U.S. Manufacturing's Growth Slows

Feb. 1, 2005
Although the U.S. manufacturing sector continued to grow for the 20th consecutive month in January, the rate of growth was slower than in December and slower than economists generally expected. The Institute for Supply Management's (ISM) closely watched ...

Although the U.S. manufacturing sector continued to grow for the 20th consecutive month in January, the rate of growth was slower than in December and slower than economists generally expected.

The Institute for Supply Management's (ISM) closely watched PMI measure of business activity was at 56.4% last month, nine-tenths of a percentage point less than December's 57.3% and seven-tenths of a percentage point below the 57.1% economists anticipated.

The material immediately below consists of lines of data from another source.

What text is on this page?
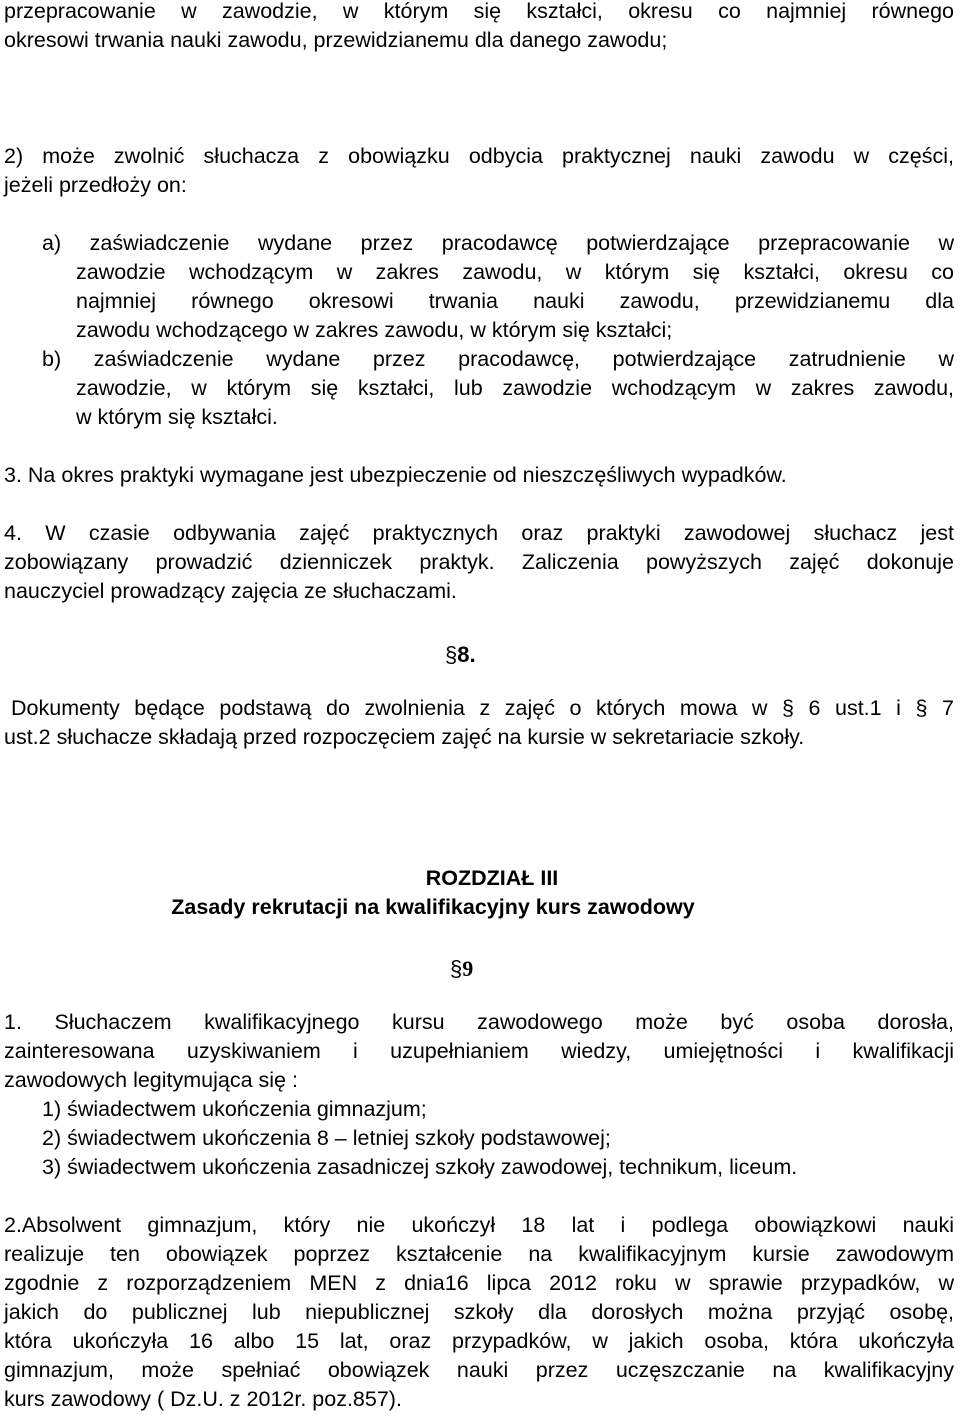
przepracowanie w zawodzie, w którym się kształci, okresu co najmniej równego
okresowi trwania nauki zawodu, przewidzianemu dla danego zawodu;
2) może zwolnić słuchacza z obowiązku odbycia praktycznej nauki zawodu w części,
jeżeli przedłoży on:
a) zaświadczenie wydane przez pracodawcę potwierdzające przepracowanie w
zawodzie wchodzącym w zakres zawodu, w którym się kształci, okresu co
najmniej równego okresowi trwania nauki zawodu, przewidzianemu dla
zawodu wchodzącego w zakres zawodu, w którym się kształci;
b) zaświadczenie wydane przez pracodawcę, potwierdzające zatrudnienie w
zawodzie, w którym się kształci, lub zawodzie wchodzącym w zakres zawodu,
w którym się kształci.
3. Na okres praktyki wymagane jest ubezpieczenie od nieszczęśliwych wypadków.
4. W czasie odbywania zajęć praktycznych oraz praktyki zawodowej słuchacz jest
zobowiązany prowadzić dzienniczek praktyk. Zaliczenia powyższych zajęć dokonuje
nauczyciel prowadzący zajęcia ze słuchaczami.
§8.
Dokumenty będące podstawą do zwolnienia z zajęć o których mowa w § 6 ust.1 i § 7
ust.2 słuchacze składają przed rozpoczęciem zajęć na kursie w sekretariacie szkoły.
ROZDZIAŁ III
Zasady rekrutacji na kwalifikacyjny kurs zawodowy
§9
1. Słuchaczem kwalifikacyjnego kursu zawodowego może być osoba dorosła,
zainteresowana uzyskiwaniem i uzupełnianiem wiedzy, umiejętności i kwalifikacji
zawodowych legitymująca się :
1) świadectwem ukończenia gimnazjum;
2) świadectwem ukończenia 8 – letniej szkoły podstawowej;
3) świadectwem ukończenia zasadniczej szkoły zawodowej, technikum, liceum.
2.Absolwent gimnazjum, który nie ukończył 18 lat i podlega obowiązkowi nauki
realizuje ten obowiązek poprzez kształcenie na kwalifikacyjnym kursie zawodowym
zgodnie z rozporządzeniem MEN z dnia16 lipca 2012 roku w sprawie przypadków, w
jakich do publicznej lub niepublicznej szkoły dla dorosłych można przyjąć osobę,
która ukończyła 16 albo 15 lat, oraz przypadków, w jakich osoba, która ukończyła
gimnazjum, może spełniać obowiązek nauki przez uczęszczanie na kwalifikacyjny
kurs zawodowy ( Dz.U. z 2012r. poz.857).
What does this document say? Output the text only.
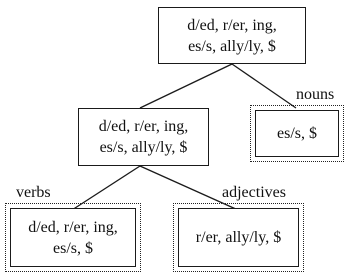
d/ed, r/er, ing,
es/s, ally/ly, $
d/ed, r/er, ing,
es/s, ally/ly, $
nouns
es/s, $
verbs
d/ed, r/er, ing,
es/s, $
adjectives
r/er, ally/ly, $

A figure above 50% indicates that the manufacturing sector is expanding; a figure below 50% signals contraction.

ISM's detailed data for January show new orders for manufactured goods slowing their growth pace from December, production growing faster, employment growing faster and inventories staying about the same.

For Norbert J. Ore, all that adds up to a good beginning for the first calendar quarter of 2005. "Even though the PMI is slightly lower, the month-over-month growth is still quite strong and will provide significant momentum for the remainder of [the first quarter]," says Ore, the chair of ISM's manufacturing business survey committee.

The ISM manufacturing index is based on information supplied by purchasing and supply executives in about 400 industrial companies.